The reason you are not finding any schools that offer Pre-Law is because Pre-Law is not actually a major. Instead, “Pre-Law” simply refers to whatever major you do choose for your undergraduate degree. How do you major in Pre-Law? Just choose a degree which you think will provide you with adequate preparation for law school.

What do you need to get into law school? According to the American Bar Association, you need to get a bachelor’s degree. There is no specific degree which is defined as “Pre-Law” however, which means that to major in Pre-Law, you only have to make sure you actually get a bachelor’s degree.

Unlike Pre-Med, there are no specific course requirements, so you have even more freedom with your choices. You can get a Bachelor of Arts or Bachelor of Science degree and be accepted. You may even apply with a higher degree like a master’s degree or doctorate and get accepted, but there is no reason to pursue either if you already know at this stage in the game that law is what you’re going for.

Which major should you choose? As there are no pre-set requirements for the classes, you can technically major in anything, as long as you can explain it to the board. Even something unconventional may be acceptable so long as your choice makes sense when you elaborate on it.
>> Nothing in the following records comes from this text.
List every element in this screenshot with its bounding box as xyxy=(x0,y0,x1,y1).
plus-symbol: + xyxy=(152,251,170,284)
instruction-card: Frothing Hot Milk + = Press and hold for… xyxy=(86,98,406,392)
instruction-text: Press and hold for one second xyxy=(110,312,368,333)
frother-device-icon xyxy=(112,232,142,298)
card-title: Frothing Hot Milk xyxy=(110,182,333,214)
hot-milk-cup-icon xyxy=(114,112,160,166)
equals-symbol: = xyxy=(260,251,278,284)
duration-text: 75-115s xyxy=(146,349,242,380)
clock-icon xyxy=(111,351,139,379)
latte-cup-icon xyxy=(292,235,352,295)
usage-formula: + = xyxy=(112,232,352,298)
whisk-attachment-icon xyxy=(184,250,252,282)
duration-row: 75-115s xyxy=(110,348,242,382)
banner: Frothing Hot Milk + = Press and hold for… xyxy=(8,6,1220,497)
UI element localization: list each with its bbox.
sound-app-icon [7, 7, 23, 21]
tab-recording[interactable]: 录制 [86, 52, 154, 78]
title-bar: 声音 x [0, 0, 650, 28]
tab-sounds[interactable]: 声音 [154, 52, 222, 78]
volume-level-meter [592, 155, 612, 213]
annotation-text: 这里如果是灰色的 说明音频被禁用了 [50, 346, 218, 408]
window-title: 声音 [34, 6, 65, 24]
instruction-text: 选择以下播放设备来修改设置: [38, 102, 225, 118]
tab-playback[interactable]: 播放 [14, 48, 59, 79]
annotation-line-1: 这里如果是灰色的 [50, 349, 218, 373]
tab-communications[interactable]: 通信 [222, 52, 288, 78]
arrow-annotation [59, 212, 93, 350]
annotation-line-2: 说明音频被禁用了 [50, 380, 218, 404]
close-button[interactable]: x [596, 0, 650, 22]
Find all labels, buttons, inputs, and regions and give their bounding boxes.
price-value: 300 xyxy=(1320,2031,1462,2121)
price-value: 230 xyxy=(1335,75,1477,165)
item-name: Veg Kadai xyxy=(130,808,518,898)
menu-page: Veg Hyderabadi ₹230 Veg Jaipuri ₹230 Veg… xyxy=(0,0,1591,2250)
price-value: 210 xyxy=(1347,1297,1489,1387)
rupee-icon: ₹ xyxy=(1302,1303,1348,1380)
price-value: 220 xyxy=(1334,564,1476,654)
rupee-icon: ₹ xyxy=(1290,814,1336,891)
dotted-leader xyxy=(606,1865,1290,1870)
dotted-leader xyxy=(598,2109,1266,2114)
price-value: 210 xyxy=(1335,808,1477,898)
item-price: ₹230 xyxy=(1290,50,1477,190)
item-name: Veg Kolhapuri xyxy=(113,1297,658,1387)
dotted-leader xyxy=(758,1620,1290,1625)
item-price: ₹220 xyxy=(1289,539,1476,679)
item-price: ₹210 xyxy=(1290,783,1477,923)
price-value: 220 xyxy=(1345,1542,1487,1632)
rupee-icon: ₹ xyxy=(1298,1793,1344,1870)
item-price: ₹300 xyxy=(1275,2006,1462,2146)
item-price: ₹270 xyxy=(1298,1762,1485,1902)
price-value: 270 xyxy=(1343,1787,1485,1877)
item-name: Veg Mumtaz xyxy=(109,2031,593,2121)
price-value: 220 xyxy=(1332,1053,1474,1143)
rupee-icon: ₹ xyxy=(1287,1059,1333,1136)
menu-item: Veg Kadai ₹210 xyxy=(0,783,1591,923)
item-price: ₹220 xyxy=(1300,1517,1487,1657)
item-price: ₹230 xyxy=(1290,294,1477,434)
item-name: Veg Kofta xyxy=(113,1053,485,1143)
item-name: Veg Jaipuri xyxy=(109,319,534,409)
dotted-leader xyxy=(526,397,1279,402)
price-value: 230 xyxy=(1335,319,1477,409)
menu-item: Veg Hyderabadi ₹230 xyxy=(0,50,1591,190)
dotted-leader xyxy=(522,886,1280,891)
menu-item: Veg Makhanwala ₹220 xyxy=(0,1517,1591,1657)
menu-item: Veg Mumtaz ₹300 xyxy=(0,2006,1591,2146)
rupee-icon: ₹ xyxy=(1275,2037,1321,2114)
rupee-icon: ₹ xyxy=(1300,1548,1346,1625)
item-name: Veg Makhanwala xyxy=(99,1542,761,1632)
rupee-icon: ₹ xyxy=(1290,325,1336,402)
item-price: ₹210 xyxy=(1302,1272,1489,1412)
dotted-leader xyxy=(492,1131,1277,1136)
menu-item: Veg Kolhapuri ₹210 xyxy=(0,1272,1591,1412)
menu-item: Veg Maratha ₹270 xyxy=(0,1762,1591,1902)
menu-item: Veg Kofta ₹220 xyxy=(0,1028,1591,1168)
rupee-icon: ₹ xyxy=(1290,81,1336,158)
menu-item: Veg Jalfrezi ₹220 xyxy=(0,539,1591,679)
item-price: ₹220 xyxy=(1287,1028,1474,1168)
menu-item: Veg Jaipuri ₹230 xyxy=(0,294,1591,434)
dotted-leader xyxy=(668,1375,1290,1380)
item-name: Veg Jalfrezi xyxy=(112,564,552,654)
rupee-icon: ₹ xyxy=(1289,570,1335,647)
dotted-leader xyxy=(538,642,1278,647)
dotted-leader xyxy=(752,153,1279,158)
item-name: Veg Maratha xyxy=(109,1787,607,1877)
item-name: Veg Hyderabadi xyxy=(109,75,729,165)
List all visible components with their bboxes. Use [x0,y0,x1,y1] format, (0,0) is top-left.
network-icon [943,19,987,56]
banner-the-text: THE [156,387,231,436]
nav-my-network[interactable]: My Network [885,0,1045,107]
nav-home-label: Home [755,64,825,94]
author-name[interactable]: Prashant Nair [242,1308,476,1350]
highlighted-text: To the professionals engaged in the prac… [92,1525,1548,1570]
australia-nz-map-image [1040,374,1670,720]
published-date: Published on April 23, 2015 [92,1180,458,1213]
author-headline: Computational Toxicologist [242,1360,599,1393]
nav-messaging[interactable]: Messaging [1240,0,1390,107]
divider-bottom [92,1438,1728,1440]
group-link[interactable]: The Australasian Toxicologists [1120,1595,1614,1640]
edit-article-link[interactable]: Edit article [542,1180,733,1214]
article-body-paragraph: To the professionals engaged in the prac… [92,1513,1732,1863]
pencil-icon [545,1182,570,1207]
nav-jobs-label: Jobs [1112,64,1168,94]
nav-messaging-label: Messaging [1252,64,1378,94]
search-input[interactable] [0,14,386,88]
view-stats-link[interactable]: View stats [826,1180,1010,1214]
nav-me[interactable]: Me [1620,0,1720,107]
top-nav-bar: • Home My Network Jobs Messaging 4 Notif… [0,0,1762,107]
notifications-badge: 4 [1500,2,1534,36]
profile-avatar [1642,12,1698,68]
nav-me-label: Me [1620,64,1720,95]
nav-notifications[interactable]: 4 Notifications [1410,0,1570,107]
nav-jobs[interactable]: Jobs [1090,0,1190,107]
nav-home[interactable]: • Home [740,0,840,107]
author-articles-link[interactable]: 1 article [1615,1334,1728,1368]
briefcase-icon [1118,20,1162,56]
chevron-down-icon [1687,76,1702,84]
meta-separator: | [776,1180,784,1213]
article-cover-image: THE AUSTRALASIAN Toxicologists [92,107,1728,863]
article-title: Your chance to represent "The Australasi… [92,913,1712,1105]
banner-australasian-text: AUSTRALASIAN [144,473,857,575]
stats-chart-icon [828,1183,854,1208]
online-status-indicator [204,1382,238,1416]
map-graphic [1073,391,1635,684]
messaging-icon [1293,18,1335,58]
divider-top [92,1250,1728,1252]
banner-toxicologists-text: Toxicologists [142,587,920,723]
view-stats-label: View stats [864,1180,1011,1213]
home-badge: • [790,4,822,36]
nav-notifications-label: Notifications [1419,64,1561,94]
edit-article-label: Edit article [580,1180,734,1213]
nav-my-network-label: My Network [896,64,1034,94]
There are some common choices which are good to default to if you don’t have anything specific in mind. Political science, history, English, criminal justice, psychology, and government service are all great fields. If you’re more for taking a science, consider physics, biology or chemistry.

“But wait; what do all of these fields have to do with law?” That’s what you may be asking yourself. The answer is, “plenty.” Law is an extremely complex business, and you can find connections between law and pretty much any degree.

Try to figure out what aspect of law or criminal justice interests you, and then take it from there when you decide what major to use as your Pre-Law degree.